Neşet Ertaş, Türk halk müziğinin önemli isimlerinden biri olarak biliniyor ve 1938 yılında Kırşehir'e bağlı Çiçekdağı'nın Kelismailuşağı köyünde doğmuştur. Babası, Türkmen/Abdal müziğinin önemli temsilcisi Muharrem Ertaş iken, annesi Kırıkkale'nin Keskin ilçesinden Döne Ertaş'tır. Küçük yaşlardan itibaren babasıyla birlikte düğünlerde sahne alarak müzik kariyerine adım atmıştır.

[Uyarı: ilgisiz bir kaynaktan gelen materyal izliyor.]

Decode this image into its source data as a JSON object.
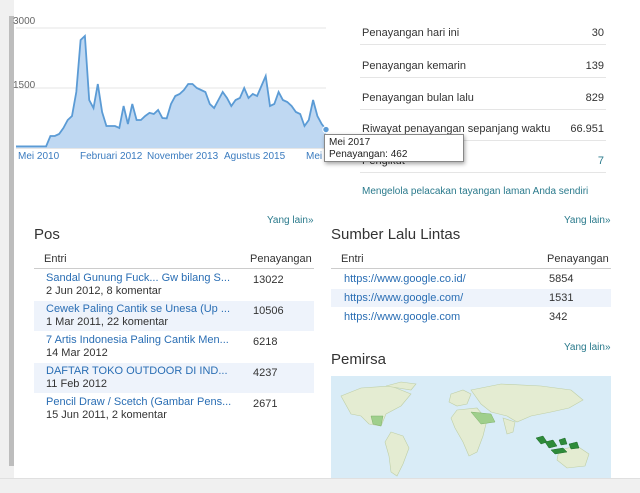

Avrupa'nın birçok şehrinde Türk işçilerine yönelik konserler vermiş ve 20'den fazla albüm çıkarmıştır. Genelde, Orta Anadolu'ya ait türküleri, bozlakları, oyun havalarını ve anonim eserleri seslendirmiştir. 2009 yılında Unesco Somut Olmayan Kültürel Mirası Koruma Sözleşmesi kapsamında Türkiye Ulusal Envanteri'ne alınarak "Yaşayan İnsan Hazinesi" olarak kabul edilen Ertaş, 2011 yılında İTÜ Konseyi tarafından "Fahri Doktor" unvanı almıştır.
Ertaş, 25 Eylül 2012 tarihinde mesane kanseri nedeniyle yaşamını yitirmiştir ve genellikle "Bozkırın Tezenesi" olarak anılmaktadır. Bu açıdan Neşet Ertaş, Türk halk müziği açısından sadece önemli bir sanatçı değil, aynı zamanda kültürel bir mirasın temsilcisi olarak hafızalardaki yerini korumaktadır.
Celal Şengör'ün bu tartışmalı açıklamaları, Türk müziğinin ne kadar derin ve çeşitli olduğu gerçeğini bir kez daha ortaya koymuş durumda. Sosyal medya kullanıcıları, sanatçılar ve müzikseverler arasındaki bu tartışma, Türk kültüründeki zenginlikleri daha fazla görmemizi sağlıyor.